A restricted Pandas API for data science learners

Project description

babypandas

A pandas data-analysis library with a restricted API

The pandas library for tabular data analysis is powerful and popular, but perhaps not the easiest to learn: for nearly every task, no matter how simple, there are multiple ways of approaching it. babypandas is a simplified, introductory pandas library that allows for basic tabular data analysis with only a small subset of methods and arguments. This restricted interface is designed to be easier to learn while still demonstrating fundamental principles and allowing for a smooth transition into pandas at a later time.
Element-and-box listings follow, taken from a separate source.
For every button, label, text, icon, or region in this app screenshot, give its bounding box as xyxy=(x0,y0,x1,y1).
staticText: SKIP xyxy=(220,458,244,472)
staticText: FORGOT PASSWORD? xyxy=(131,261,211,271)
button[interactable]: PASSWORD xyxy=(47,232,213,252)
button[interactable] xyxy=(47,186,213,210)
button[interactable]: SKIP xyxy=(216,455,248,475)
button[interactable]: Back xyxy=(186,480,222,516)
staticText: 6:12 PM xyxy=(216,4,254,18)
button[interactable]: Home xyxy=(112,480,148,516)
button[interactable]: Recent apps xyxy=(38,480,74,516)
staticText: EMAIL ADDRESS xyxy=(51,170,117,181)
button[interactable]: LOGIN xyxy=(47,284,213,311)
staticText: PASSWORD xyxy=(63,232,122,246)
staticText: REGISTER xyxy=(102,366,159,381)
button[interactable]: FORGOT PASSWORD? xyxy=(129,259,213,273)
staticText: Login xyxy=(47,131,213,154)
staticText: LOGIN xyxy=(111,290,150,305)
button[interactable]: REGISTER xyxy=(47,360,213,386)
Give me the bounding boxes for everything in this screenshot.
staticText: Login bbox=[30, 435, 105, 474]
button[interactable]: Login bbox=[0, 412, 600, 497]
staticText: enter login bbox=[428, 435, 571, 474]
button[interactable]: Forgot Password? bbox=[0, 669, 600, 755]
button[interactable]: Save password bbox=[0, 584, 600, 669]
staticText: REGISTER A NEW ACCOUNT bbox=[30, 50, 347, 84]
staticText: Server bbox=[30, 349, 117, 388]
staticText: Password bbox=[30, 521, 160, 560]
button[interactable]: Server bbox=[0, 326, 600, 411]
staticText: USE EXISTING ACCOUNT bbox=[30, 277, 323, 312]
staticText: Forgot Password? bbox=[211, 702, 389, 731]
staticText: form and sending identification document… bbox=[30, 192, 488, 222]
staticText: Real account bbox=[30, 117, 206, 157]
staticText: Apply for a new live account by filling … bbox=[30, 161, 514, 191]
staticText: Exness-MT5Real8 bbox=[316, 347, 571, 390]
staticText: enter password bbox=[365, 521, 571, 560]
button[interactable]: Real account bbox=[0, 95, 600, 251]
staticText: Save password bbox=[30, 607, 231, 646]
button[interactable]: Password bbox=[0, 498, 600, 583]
The chosen methods are meant to align with the methods in Berkeley's datascience module, developed for the data8 course. However, unlike the datascience module, all code written in babypandas is also valid pandas code.

Install

To install babypandas, use pip:

pip install babypandas

Documentation

See the documentation page.

FAQ

Who is this library for?

This library is intended for those wanting an introduction to data science in python, but want a focused, introduction much like what's covered in Berkeley's data8 course. The pandas methods available in this library encourage better Pandas usage through functional programming patterns and method chaining.

Why not just use the datascience module?

This library may be prefered over datascience when students will be moving to pandas. While this library serves as a restricted introduction to pandas, it doesn't shy away from some pandas usage patterns that may require care for new programmers:

The frequent use of named function arguments,
The use of boolean arrays (masks) to select rows,
The use of table indices.

How does this library compare to the datascience module?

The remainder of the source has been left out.